A lot of additional blanks will be generated
I try to convert a html file to docx using the library. If i try it every blank in the tempate will be converted in a blank in the dockument. I used a template like
String html=" <html><body><b>Type:</b> <span style='font-size: 10.0pt; font-family: \"Arial\", \"sans-serif\"'>TEXT</span>\n" +
" <br/>\n" +
" <span style='font-size: 10.0pt; font-family: \"Arial\", \"sans-serif\"'>\n" +
" <b> another text: </b><span>10.0</span>\n" +
" </span></body></html>";
WordprocessingMLPackage wordMLPackage = WordprocessingMLPackage.createPackage();
XHTMLImporterImpl XHTMLImporter = new XHTMLImporterImpl(wordMLPackage);
wordMLPackage.getMainDocumentPart().getContent().addAll(
XHTMLImporter.convert( html, null) );
String docx = XmlUtils.marshaltoString(wordMLPackage
.getMainDocumentPart().getJaxbElement(), true, true);
FileOutputStream outputStream = new FileOutputStream("C:/jmu/tmp/generated.docx");
Save saver = new Save(wordMLPackage);
saver.save(outputStream);
And the result looks like:
Type: TEXT
another text: 10.0
expected:
Type: TEXT another text: 10.0
I had the same issue. Also when using an img-Tag.
Looking into the generated docx, I found that attribute space="preserve" seems to be the reason. This attribute is added in XHTMLImporterImpl.java.
I argue to remove this hardcoded "preserve" or make it configurable because whitespace in XML and HTML is ignored in most cases.
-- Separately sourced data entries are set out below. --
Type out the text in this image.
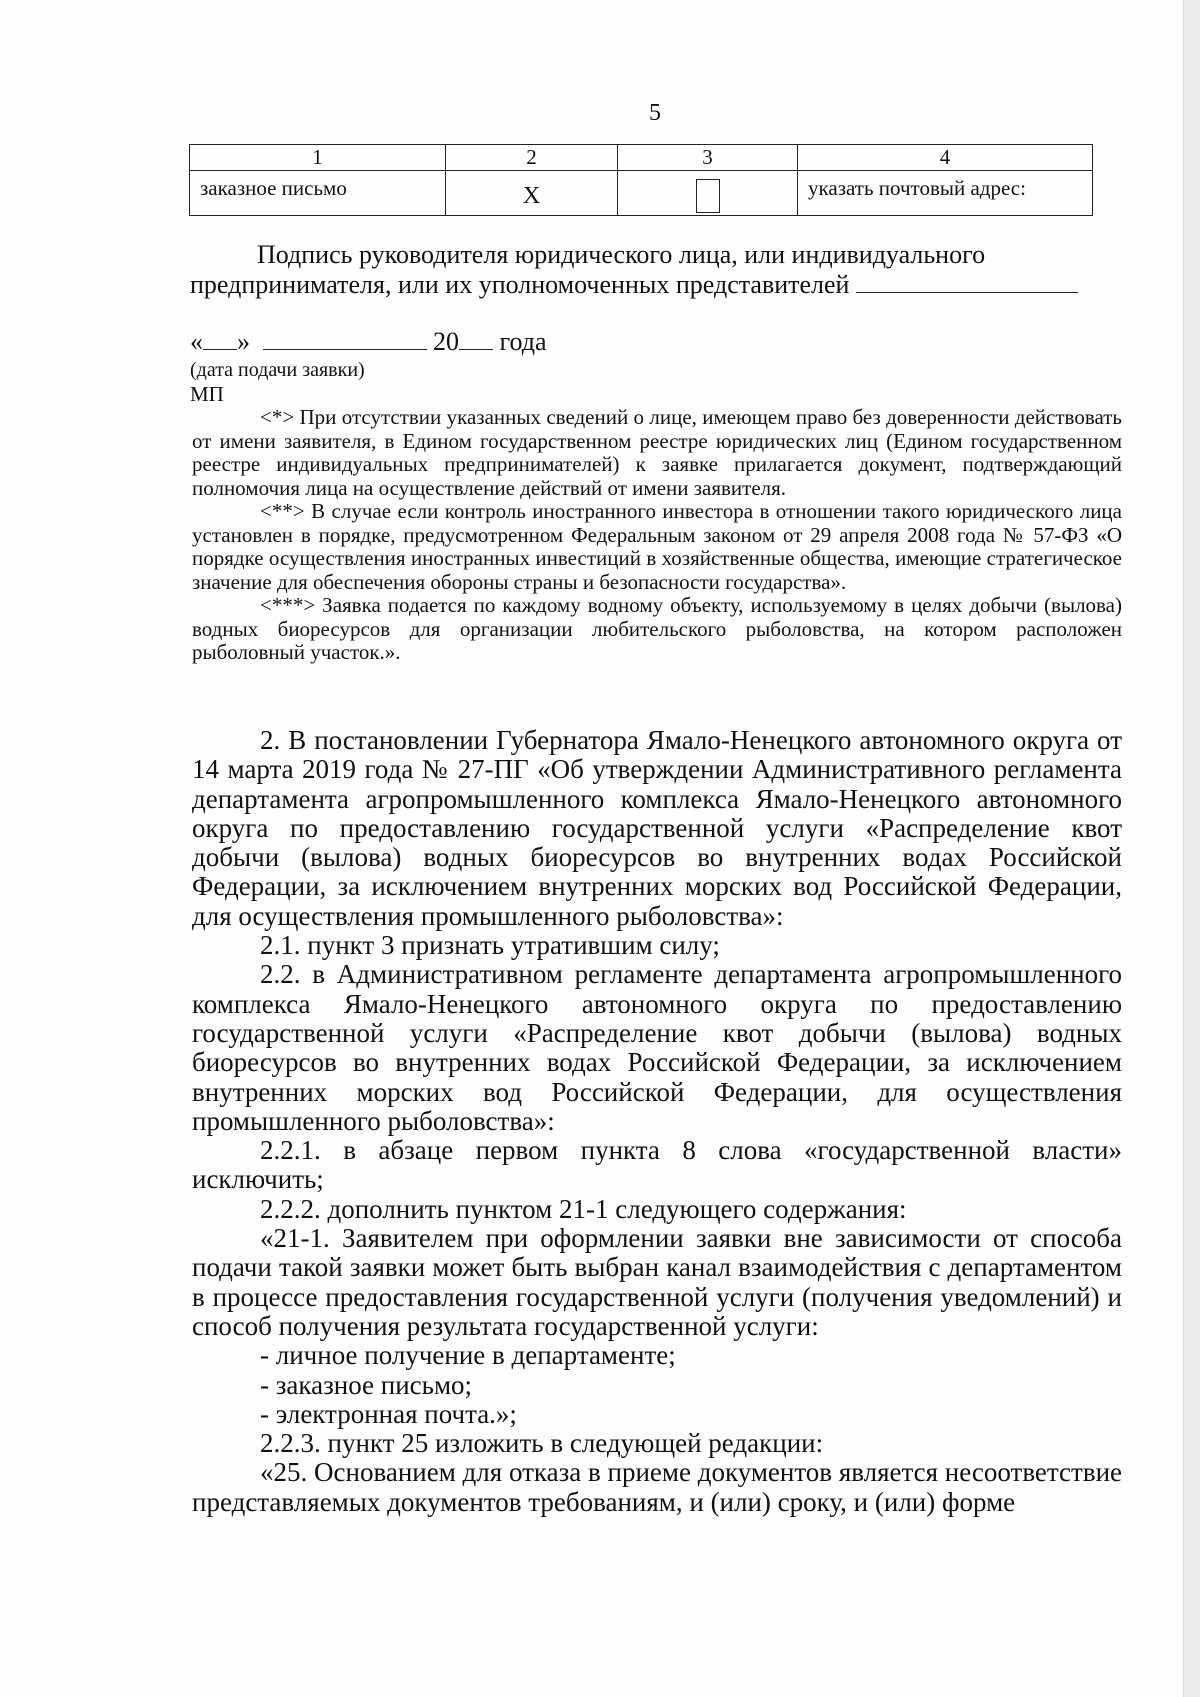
5
1	2	3	4

заказное письмо	Х		указать почтовый адрес:
Подпись руководителя юридического лица, или индивидуального
предпринимателя, или их уполномоченных представителей
« »	20 года
(дата подачи заявки)
МП

<*> При отсутствии указанных сведений о лице, имеющем право без доверенности действовать от имени заявителя, в Едином государственном реестре юридических лиц (Едином государственном реестре индивидуальных предпринимателей) к заявке прилагается документ, подтверждающий полномочия лица на осуществление действий от имени заявителя.

<**> В случае если контроль иностранного инвестора в отношении такого юридического лица установлен в порядке, предусмотренном Федеральным законом от 29 апреля 2008 года № 57-ФЗ «О порядке осуществления иностранных инвестиций в хозяйственные общества, имеющие стратегическое значение для обеспечения обороны страны и безопасности государства».

<***> Заявка подается по каждому водному объекту, используемому в целях добычи (вылова) водных биоресурсов для организации любительского рыболовства, на котором расположен рыболовный участок.».

2. В постановлении Губернатора Ямало-Ненецкого автономного округа от 14 марта 2019 года № 27-ПГ «Об утверждении Административного регламента департамента агропромышленного комплекса Ямало-Ненецкого автономного округа по предоставлению государственной услуги «Распределение квот добычи (вылова) водных биоресурсов во внутренних водах Российской Федерации, за исключением внутренних морских вод Российской Федерации, для осуществления промышленного рыболовства»:

2.1. пункт 3 признать утратившим силу;

2.2. в Административном регламенте департамента агропромышленного комплекса Ямало-Ненецкого автономного округа по предоставлению государственной услуги «Распределение квот добычи (вылова) водных биоресурсов во внутренних водах Российской Федерации, за исключением внутренних морских вод Российской Федерации, для осуществления промышленного рыболовства»:

2.2.1. в абзаце первом пункта 8 слова «государственной власти» исключить;

2.2.2. дополнить пунктом 21-1 следующего содержания:

«21-1. Заявителем при оформлении заявки вне зависимости от способа подачи такой заявки может быть выбран канал взаимодействия с департаментом в процессе предоставления государственной услуги (получения уведомлений) и способ получения результата государственной услуги:

- личное получение в департаменте;

- заказное письмо;

- электронная почта.»;

2.2.3. пункт 25 изложить в следующей редакции:

«25. Основанием для отказа в приеме документов является несоответствие представляемых документов требованиям, и (или) сроку, и (или) форме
If one really wants space in unusual places, one could use a non-breaking-space.
Anyway, my workaround is to remove the "preserve" arribute from the generated content:
private static void removeSpacePreserveRecursive(Object obj)
{
if (obj instanceof Text)
{
var text = (Text) obj;
if ("preserve".equals(text.getSpace()))
{
text.setSpace(null);
}
}
else if (obj instanceof ContentAccessor)
{
ContentAccessor contentAccessor = (ContentAccessor) obj;
for (Object child : contentAccessor.getContent())
{
removeSpacePreserveRecursive(child);
}
}
}
You can call this method, for example, on wordMLPackage.getMainDocumentPart().getJaxbElement().getBody().